I am attempting to Tika parse dozens of millions of office documents. Pdfs, docs, excels, xmls, etc. Wide assortment of types.
Throughput is very important. I need to be able parse these files in a reasonable amount of time, but at the same time, accuracy is also pretty important. I hope to have less than 10% of the documents parsed fail. (And by fail I mean fail due to tika stability, like a timeout while parsing. I do not mean fail due to the document itself).
My question - how to configure Tika Server in a containerized environment to maximize throughput?
My environment:
- I am using Openshift.
- Each tika parsing pod has CPU: 2 cores to 2 cores, and Memory: 8 GiB to 10 GiB.
- I have 10 tika parsing pod replicas.
On each pod, I run a java program where I have 8 parse threads.
Each thread:
- Starts a single tika server process (in spawn child mode)
- Tika server arguments:
-s -spawnChild -maxChildStartupMillis 120000 -pingPulseMillis 500 -pingTimeoutMillis 30000 -taskPulseMillis 500 -taskTimeoutMillis 120000 -JXmx512m -enableUnsecureFeatures -enableFileUrl
- Tika server arguments:
- The thread will now continuously grab a file from the files-to-fetch queue and will send it to the tika server, stopping when there are no more files to parse.

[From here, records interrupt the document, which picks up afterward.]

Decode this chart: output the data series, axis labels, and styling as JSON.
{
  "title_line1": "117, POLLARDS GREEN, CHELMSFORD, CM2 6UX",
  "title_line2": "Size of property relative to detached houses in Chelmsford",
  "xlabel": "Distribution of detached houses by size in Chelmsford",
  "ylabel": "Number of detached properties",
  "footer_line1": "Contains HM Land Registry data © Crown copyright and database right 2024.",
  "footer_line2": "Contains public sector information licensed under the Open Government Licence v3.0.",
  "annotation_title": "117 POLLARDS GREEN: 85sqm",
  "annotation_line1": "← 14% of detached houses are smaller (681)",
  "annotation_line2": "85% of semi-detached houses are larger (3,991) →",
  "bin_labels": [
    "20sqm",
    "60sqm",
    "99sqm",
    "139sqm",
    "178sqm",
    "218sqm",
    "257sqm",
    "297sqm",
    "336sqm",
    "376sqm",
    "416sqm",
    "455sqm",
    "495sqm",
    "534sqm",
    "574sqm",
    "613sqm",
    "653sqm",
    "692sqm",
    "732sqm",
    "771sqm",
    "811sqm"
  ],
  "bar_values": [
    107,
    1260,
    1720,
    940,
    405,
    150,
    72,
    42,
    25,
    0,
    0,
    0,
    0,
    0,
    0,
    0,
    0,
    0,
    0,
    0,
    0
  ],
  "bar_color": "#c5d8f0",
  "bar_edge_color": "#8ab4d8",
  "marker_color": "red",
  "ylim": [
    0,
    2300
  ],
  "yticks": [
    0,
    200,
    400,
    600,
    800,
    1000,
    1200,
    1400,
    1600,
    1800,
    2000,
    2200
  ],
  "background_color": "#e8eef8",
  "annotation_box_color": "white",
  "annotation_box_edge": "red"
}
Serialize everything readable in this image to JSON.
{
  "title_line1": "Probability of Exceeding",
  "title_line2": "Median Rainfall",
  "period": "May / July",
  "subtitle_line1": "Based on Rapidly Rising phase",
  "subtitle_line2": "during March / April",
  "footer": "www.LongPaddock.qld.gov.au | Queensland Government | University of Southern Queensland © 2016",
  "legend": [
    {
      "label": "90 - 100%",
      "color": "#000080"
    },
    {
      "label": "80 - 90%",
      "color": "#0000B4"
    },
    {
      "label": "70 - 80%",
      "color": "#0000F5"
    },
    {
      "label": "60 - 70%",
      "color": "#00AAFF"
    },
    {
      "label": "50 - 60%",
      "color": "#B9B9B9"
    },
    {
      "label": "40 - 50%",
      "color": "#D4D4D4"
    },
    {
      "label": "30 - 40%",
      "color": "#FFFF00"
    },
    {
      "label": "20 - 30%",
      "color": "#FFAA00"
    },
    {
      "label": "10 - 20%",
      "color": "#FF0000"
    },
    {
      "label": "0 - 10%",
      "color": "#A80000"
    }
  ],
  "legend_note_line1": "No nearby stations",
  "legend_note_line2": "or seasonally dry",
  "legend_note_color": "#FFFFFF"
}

Each of these files are stored locally on the pod in a buffer, so the local file optimization is used:
The Tika web service it is using is:
Endpoint: `/rmeta/text`
Method: `PUT`
Headers:
- writeLimit = 32000000
- maxEmbeddedResources = 0
- fileUrl = file:///path/to/file
Files are no greater than 100Mb, the maximum number of bytes tika text will be (writeLimit) 32Mb.

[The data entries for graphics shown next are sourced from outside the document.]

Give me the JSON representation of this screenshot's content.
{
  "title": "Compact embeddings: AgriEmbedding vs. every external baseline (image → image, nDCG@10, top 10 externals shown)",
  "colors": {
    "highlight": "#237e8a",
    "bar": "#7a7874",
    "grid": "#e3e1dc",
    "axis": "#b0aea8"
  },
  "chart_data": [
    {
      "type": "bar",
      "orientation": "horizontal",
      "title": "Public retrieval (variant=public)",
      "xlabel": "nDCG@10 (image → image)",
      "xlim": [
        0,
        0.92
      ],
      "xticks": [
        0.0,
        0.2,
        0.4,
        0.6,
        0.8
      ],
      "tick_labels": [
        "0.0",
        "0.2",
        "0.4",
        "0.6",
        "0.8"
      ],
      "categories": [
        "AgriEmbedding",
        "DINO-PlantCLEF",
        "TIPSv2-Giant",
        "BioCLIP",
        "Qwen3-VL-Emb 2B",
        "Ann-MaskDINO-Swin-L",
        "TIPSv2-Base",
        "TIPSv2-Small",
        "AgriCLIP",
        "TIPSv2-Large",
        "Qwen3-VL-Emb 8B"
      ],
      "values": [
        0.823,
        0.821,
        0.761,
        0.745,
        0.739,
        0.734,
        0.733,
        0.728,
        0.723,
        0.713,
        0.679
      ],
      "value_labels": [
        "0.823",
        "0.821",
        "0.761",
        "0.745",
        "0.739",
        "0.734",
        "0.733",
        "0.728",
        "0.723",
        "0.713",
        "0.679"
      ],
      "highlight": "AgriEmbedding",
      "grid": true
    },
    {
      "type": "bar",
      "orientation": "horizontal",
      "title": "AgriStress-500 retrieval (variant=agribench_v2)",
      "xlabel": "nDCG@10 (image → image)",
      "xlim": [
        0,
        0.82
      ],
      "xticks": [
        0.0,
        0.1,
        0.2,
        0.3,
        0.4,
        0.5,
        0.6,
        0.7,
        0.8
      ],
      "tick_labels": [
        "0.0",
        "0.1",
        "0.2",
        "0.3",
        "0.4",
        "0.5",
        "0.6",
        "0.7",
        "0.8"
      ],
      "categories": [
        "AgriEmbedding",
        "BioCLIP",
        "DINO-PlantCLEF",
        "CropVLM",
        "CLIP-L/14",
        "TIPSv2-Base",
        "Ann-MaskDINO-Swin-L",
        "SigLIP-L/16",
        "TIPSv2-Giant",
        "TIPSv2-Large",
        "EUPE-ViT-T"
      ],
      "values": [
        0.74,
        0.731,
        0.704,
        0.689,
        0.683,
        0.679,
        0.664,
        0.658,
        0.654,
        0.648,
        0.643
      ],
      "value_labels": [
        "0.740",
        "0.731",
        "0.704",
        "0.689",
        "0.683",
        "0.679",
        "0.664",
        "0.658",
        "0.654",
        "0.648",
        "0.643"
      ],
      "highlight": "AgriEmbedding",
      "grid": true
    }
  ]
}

Each pod is parsing about 370,000 documents per day. I've been messing with a ton of different attempts at settings.
I previously tried to use the actual Tika "ForkParser" but the performance was far worse than spawning tika servers. So that is why I am using Tika Server.
I don't hate the performance results of this.... but I feel like I'd better reach out and make sure there isn't someone out there who sanity checks my numbers and is like "woah that's awful performance, you should be getting xyz like me!"
Anyone have any similar things you are doing? If so, what settings did you end up settling on?
Also, I'm wondering if Apache Http Client would be causing any overhead here when I am calling to my Tika Server /rmeta/text
endpoint. I am using a shared connection pool. Would there be any benefit in say using a unique HttpClients.createDefault() for each thread instead of sharing a connection pool between the threads?